I've been wondering this exact same thing. My training facility may start offering nosework classes and I think it's something Watson would really enjoy. I was trying to think of something useful he could hunt for in the woods, other than the tracks of other dogs (his current favorite activity), but I couldn't come up with anything.


----------



## Laurelin (Nov 2, 2006)

You could just do what I do and throw lipstick tubes of odor around the park. The only bad thing is trying to remember where you threw them...

Summer graduated her intro class. She is hilarious to watch work. When we start back up after our break (depends on how many people sign up this time for classes) then I will get a video. Summer is the weirdest little nosework dog you've ever seen. 

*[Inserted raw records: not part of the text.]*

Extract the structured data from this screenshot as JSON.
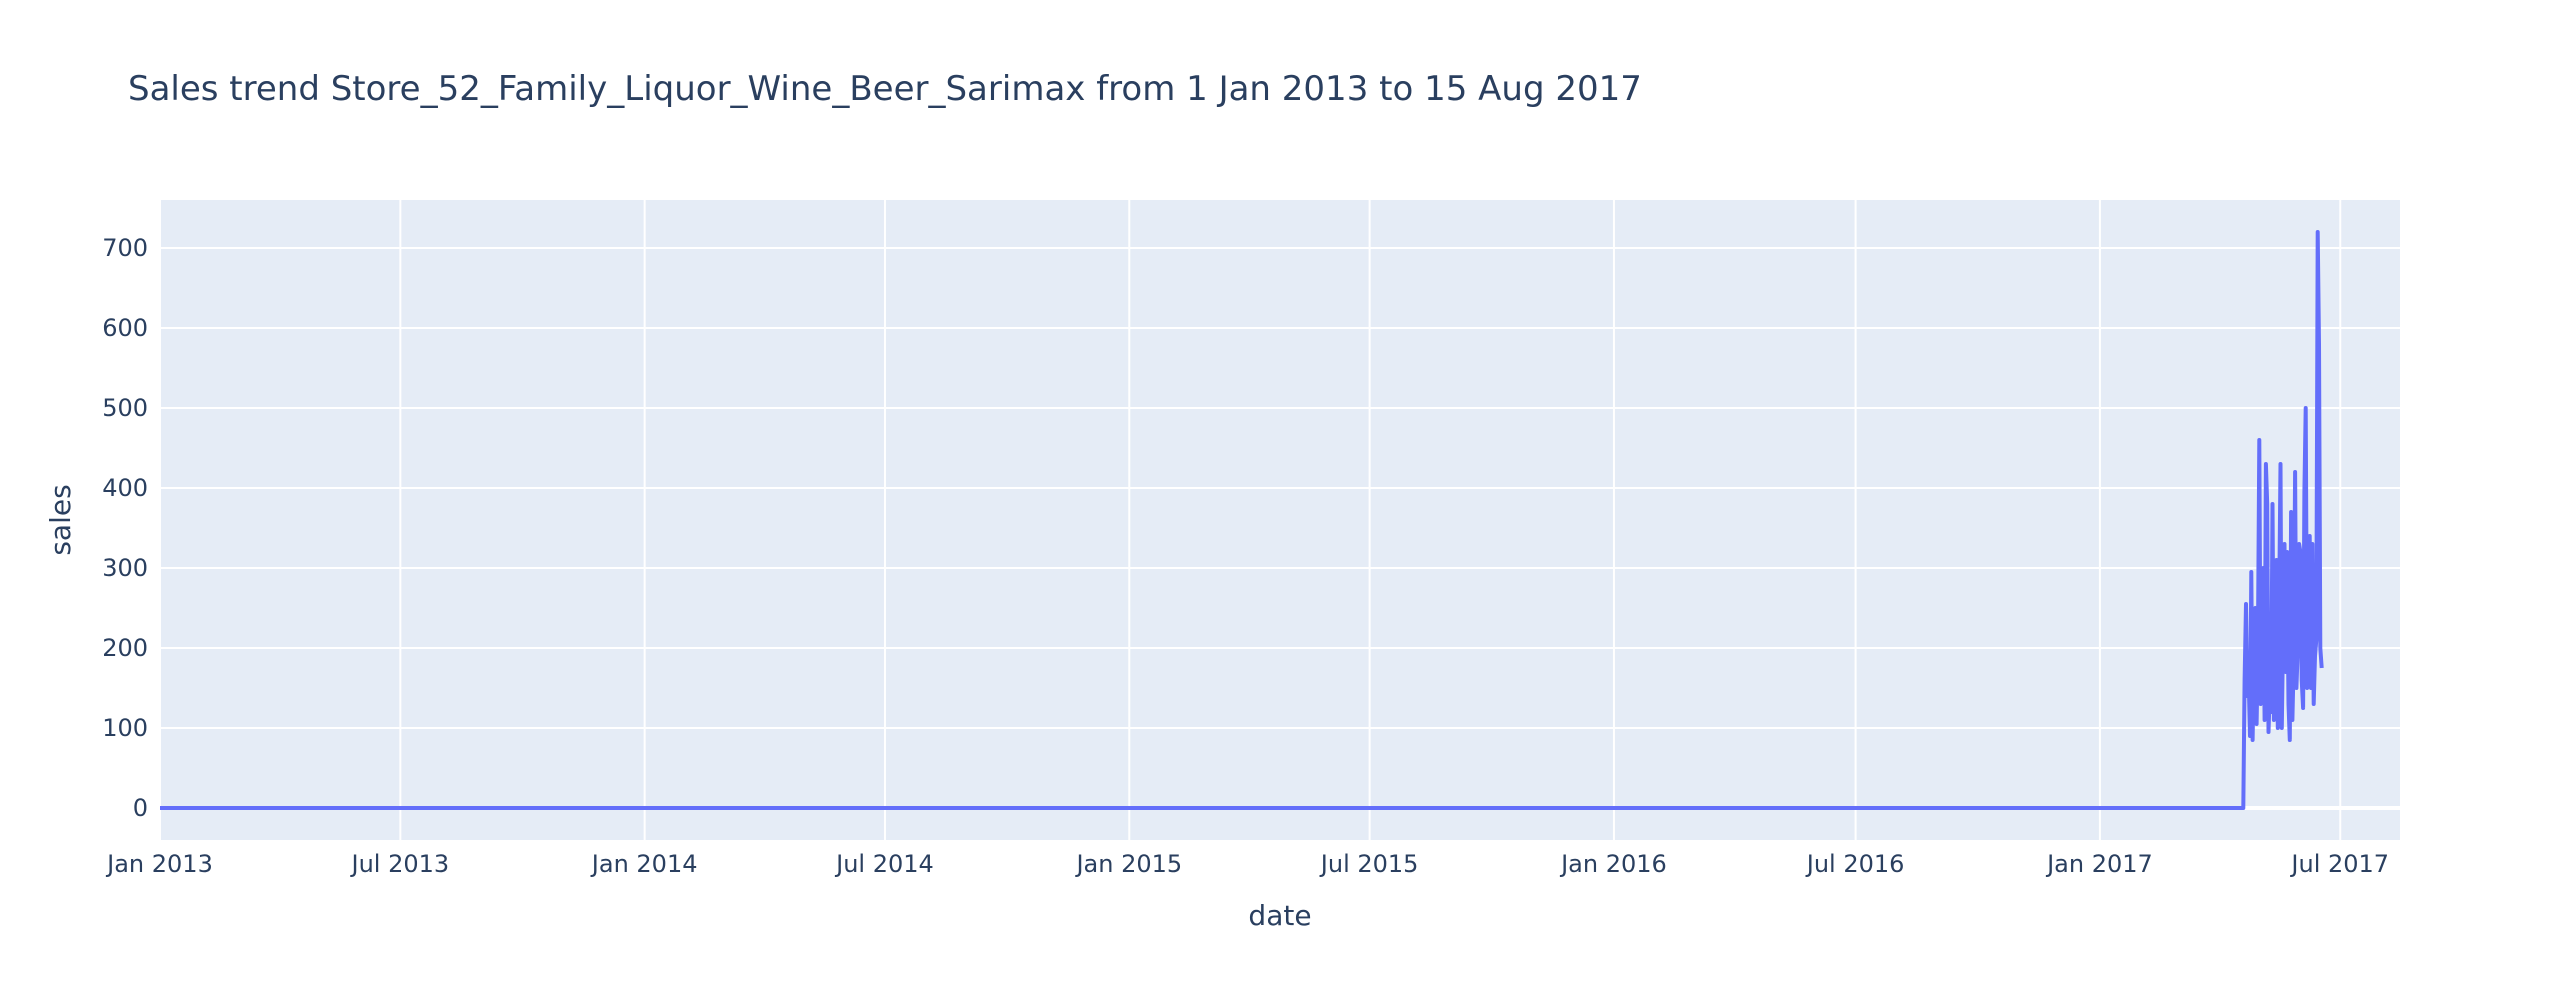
{
  "chart_data": {
    "type": "line",
    "title": "Sales trend Store_52_Family_Liquor_Wine_Beer_Sarimax from  1 Jan 2013 to 15 Aug 2017",
    "xlabel": "date",
    "ylabel": "sales",
    "xlim": [
      "2013-01-01",
      "2017-08-15"
    ],
    "ylim": [
      -40,
      760
    ],
    "grid": true,
    "x_ticks": [
      {
        "date": "2013-01-01",
        "label": "Jan 2013"
      },
      {
        "date": "2013-07-01",
        "label": "Jul 2013"
      },
      {
        "date": "2014-01-01",
        "label": "Jan 2014"
      },
      {
        "date": "2014-07-01",
        "label": "Jul 2014"
      },
      {
        "date": "2015-01-01",
        "label": "Jan 2015"
      },
      {
        "date": "2015-07-01",
        "label": "Jul 2015"
      },
      {
        "date": "2016-01-01",
        "label": "Jan 2016"
      },
      {
        "date": "2016-07-01",
        "label": "Jul 2016"
      },
      {
        "date": "2017-01-01",
        "label": "Jan 2017"
      },
      {
        "date": "2017-07-01",
        "label": "Jul 2017"
      }
    ],
    "y_ticks": [
      0,
      100,
      200,
      300,
      400,
      500,
      600,
      700
    ],
    "series": [
      {
        "color": "#636efa",
        "points": [
          [
            "2013-01-01",
            0
          ],
          [
            "2017-04-19",
            0
          ],
          [
            "2017-04-20",
            160
          ],
          [
            "2017-04-21",
            255
          ],
          [
            "2017-04-22",
            140
          ],
          [
            "2017-04-23",
            165
          ],
          [
            "2017-04-24",
            90
          ],
          [
            "2017-04-25",
            295
          ],
          [
            "2017-04-26",
            85
          ],
          [
            "2017-04-27",
            180
          ],
          [
            "2017-04-28",
            250
          ],
          [
            "2017-04-29",
            105
          ],
          [
            "2017-04-30",
            200
          ],
          [
            "2017-05-01",
            460
          ],
          [
            "2017-05-02",
            130
          ],
          [
            "2017-05-03",
            140
          ],
          [
            "2017-05-04",
            300
          ],
          [
            "2017-05-05",
            110
          ],
          [
            "2017-05-06",
            430
          ],
          [
            "2017-05-07",
            380
          ],
          [
            "2017-05-08",
            95
          ],
          [
            "2017-05-09",
            150
          ],
          [
            "2017-05-10",
            120
          ],
          [
            "2017-05-11",
            380
          ],
          [
            "2017-05-12",
            110
          ],
          [
            "2017-05-13",
            150
          ],
          [
            "2017-05-14",
            310
          ],
          [
            "2017-05-15",
            100
          ],
          [
            "2017-05-16",
            260
          ],
          [
            "2017-05-17",
            430
          ],
          [
            "2017-05-18",
            100
          ],
          [
            "2017-05-19",
            230
          ],
          [
            "2017-05-20",
            330
          ],
          [
            "2017-05-21",
            170
          ],
          [
            "2017-05-22",
            320
          ],
          [
            "2017-05-23",
            130
          ],
          [
            "2017-05-24",
            85
          ],
          [
            "2017-05-25",
            370
          ],
          [
            "2017-05-26",
            110
          ],
          [
            "2017-05-27",
            190
          ],
          [
            "2017-05-28",
            420
          ],
          [
            "2017-05-29",
            150
          ],
          [
            "2017-05-30",
            200
          ],
          [
            "2017-05-31",
            330
          ],
          [
            "2017-06-01",
            320
          ],
          [
            "2017-06-02",
            160
          ],
          [
            "2017-06-03",
            125
          ],
          [
            "2017-06-04",
            395
          ],
          [
            "2017-06-05",
            500
          ],
          [
            "2017-06-06",
            150
          ],
          [
            "2017-06-07",
            230
          ],
          [
            "2017-06-08",
            340
          ],
          [
            "2017-06-09",
            150
          ],
          [
            "2017-06-10",
            330
          ],
          [
            "2017-06-11",
            130
          ],
          [
            "2017-06-12",
            190
          ],
          [
            "2017-06-13",
            210
          ],
          [
            "2017-06-14",
            720
          ],
          [
            "2017-06-15",
            580
          ],
          [
            "2017-06-16",
            200
          ],
          [
            "2017-06-17",
            175
          ]
        ]
      }
    ]
  }
}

Did I ever post Mia's videos here?


----------



## elrohwen (Nov 10, 2011)

Laurelin said:


> You could just do what I do and throw lipstick tubes of odor around the park. The only bad thing is trying to remember where you threw them..


I have enough land that I could just throw them around my property and it wouldn't matter if I forgot them (which I'm sure I would). It would be better than him hunting down every deer or rabbit that has gone through in the last hour.

And I've never seen Mia's videos, so I vote that you post them.


----------



## AkCrimson (Oct 12, 2011)

Laurelin said:


> Did I ever post Mia's videos here?


NO and I've never seen a Pap doing nosework so I wanna seeeee! POST THEM =)


----------